The world looked very different 40 years ago when Congress forged the Energy Policy and Conservation Act (EPCA) that would be signed into law one year later, in December 1975, by President Ford. The Act was a matter of national urgency after the 1973 Arab oil embargo created domestic shortages, politically toxic lines at gasoline stations, and, practically overnight, pushed crude prices up some 400 percent.[1]

 

Motivations for the Act’s sweeping provisions to conserve and control energy markets were also fueled by the fact that, after nearly a century of unbridled growth in output from American oil fields, the half dozen years prior to 1975 saw, for the first time, a reversal and precipitous decline in U.S. crude production. At the same time, domestic oil consumption continued its rise, leading to soaring imports—with the economic and geopolitical implications obvious to all. Given such conditions, it was understandable that the EPCA would also implement a ban on crude exports by American firms, driven, as it was, by concerns over import dependency and shortages.[2]

 

Now, nearly a half-century later, conditions have changed dramatically. The United States has emerged as the world’s fastest growing oil-producing nation, with the country’s import dependency disappearing no less fast. What caused this permanent, secular shift in oil markets? New technologies deployed by thousands of small and mid-sized businesses.

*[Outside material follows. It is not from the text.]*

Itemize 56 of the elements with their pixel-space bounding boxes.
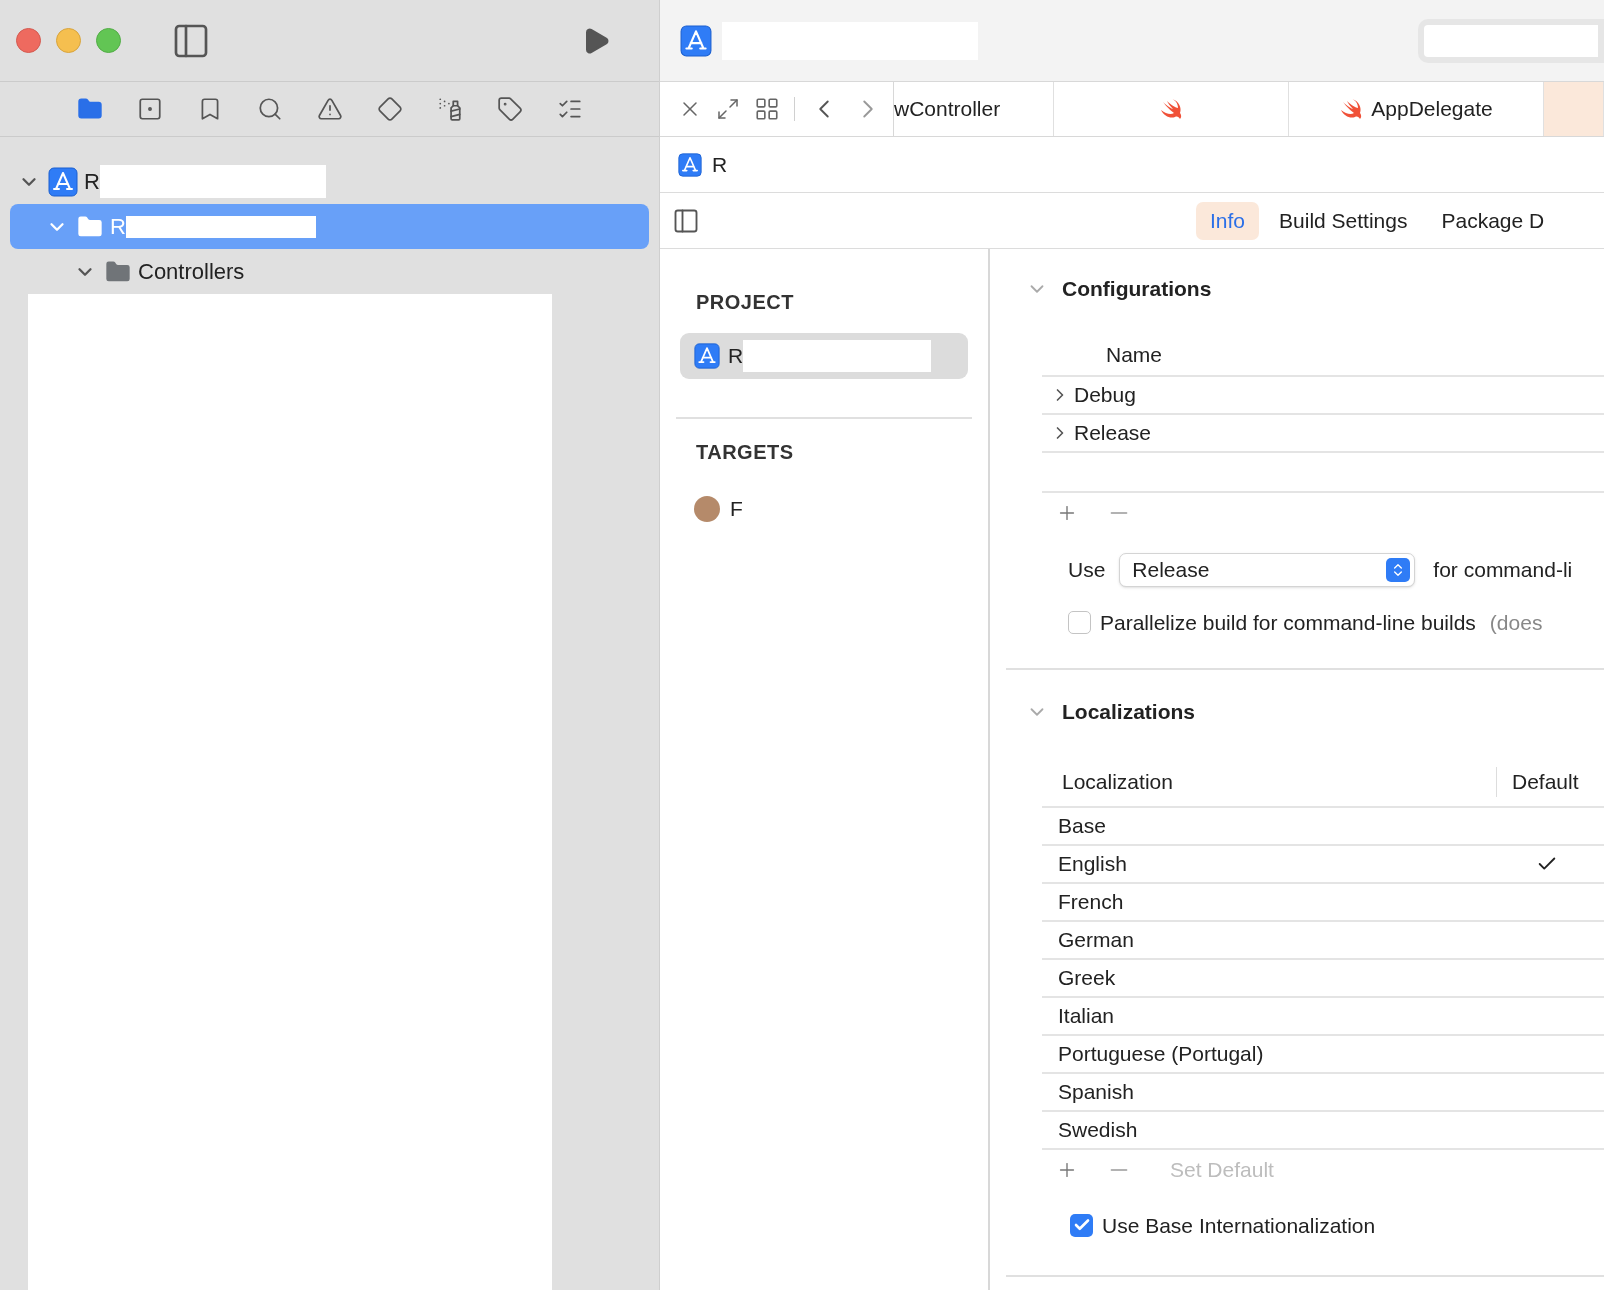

Yet current American oil policy—a misguided mix of thinly veiled industrial planning and state control over a major segment of the U.S. economy—remains locked in historical time warp.

 

Encouragingly, the first hint of political recognition of America’s new energy realities came this June when the Wall Street Journal reported that a “U.S. Ruling Loosens Four-Decade Ban On Oil Exports.”[3]

 

Nevertheless, the headline is misleading: the provisions of the EPCA that prohibit American companies from exercising the right to sell crude oil overseas have not changed. Instead, the U.S. Department of Commerce was merely exercising its EPCA case-by-case authority over the oil export market by granting limited waivers to just two U.S. companies, while re-affirming that there has been “no change in policy on crude oil exports.” Only a handful of such waivers have been granted in 40 years.

 

Still, the Administration’s action is a positive step towards what should happen: a wholesale legislative reversal of the export ban, such that productive U.S. companies do not have to beg federal permission to sell their products to willing buyers around the world, where demand is surging.

 

As this Issue Brief will argue, the time has come to revoke the 40-year-old law’s ban on oil exports. Such action would open up world markets to all of the small, mid-sized, and large American oil companies (not merely the occasional few that win Washington’s regulatory lottery), unleashing yet more production, generating billions of dollars of tax revenues, creating millions more jobs, and reshaping global geopolitics.